Description
It would probably be a good idea for us to be conformant with both UAX #31 and UTS #55. We're already in #673 and the bidi-usability design doc working on some of the missing pieces, but we should do a more thorough review and provide explicit conformance statements somewhere.
When reviewing these, one part that I noticed us missing is UAX31-R4:
Equivalent Normalized Identifiers: To meet this requirement, an implementation shall specify the Normalization Form and shall provide a precise specification of the characters that are excluded from normalization, if any. [...] Except for identifiers containing excluded characters, any two identifiers that have the same Normalization Form shall be treated as equivalent by the implementation.

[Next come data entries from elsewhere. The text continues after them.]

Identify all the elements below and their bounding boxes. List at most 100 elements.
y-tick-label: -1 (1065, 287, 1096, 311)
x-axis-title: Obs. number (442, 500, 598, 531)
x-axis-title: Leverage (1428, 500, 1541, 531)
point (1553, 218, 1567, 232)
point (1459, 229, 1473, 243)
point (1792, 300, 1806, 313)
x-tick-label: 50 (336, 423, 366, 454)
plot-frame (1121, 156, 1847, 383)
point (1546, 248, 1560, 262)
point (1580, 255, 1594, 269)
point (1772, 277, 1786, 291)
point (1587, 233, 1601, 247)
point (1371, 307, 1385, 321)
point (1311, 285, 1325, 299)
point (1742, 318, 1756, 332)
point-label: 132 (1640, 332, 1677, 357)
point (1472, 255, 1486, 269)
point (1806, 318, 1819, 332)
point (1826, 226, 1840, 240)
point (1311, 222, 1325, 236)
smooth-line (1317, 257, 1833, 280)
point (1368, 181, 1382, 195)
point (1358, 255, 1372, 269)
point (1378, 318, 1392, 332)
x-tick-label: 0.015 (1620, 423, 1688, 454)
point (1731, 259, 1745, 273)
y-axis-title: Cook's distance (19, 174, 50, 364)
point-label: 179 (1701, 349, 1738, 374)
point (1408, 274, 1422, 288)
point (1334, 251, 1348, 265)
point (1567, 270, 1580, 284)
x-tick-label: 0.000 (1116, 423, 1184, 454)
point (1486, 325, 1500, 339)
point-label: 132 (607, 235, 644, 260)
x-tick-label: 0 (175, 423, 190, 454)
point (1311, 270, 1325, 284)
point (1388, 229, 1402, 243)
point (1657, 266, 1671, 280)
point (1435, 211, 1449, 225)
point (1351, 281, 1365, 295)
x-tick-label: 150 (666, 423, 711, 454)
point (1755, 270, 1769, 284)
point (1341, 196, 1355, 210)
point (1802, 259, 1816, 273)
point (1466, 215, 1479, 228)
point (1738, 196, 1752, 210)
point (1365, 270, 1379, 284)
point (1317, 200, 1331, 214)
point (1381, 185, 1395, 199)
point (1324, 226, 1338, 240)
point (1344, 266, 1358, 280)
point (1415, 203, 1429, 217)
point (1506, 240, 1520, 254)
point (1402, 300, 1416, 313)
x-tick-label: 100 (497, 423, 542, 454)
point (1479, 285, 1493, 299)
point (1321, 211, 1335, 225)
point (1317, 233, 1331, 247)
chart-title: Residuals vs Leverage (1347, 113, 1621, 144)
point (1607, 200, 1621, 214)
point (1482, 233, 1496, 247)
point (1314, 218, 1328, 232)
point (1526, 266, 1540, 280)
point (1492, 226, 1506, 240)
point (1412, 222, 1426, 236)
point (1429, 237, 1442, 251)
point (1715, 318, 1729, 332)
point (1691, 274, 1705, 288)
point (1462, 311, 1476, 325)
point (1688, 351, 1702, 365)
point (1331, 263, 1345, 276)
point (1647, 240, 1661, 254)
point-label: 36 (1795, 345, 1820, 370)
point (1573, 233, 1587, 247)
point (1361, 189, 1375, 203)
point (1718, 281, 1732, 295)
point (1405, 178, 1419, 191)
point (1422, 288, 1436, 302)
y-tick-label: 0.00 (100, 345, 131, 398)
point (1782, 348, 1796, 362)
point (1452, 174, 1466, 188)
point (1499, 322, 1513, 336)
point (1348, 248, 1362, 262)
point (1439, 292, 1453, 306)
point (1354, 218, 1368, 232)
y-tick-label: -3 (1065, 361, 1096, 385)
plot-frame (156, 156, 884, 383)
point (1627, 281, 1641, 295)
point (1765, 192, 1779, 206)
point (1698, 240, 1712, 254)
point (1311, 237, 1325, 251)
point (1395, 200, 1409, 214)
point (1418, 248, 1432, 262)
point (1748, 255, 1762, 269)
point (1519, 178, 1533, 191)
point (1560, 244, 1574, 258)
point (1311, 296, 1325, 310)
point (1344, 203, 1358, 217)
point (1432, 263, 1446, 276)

This is specifically recommended in UTS 55:
It is recommended that all languages that use default identifiers meet requirement UAX31-R4 Equivalent Normalized Identifiers, with the normalization described in this section. [...] Case-sensitive computer languages should meet requirement UAX31-R4 with normalization form C. They should not ignore default ignorable code points in identifier comparison.
The easiest way to be conformant with that would be to normalize indentifiers with form C before comparing them, such that e.g. tämä
and tämä
are considered equal ("this" in Finnish, normalized with forms C & D respectively).
I'm not completely certain whether further changes would be needed for other conformance requirements.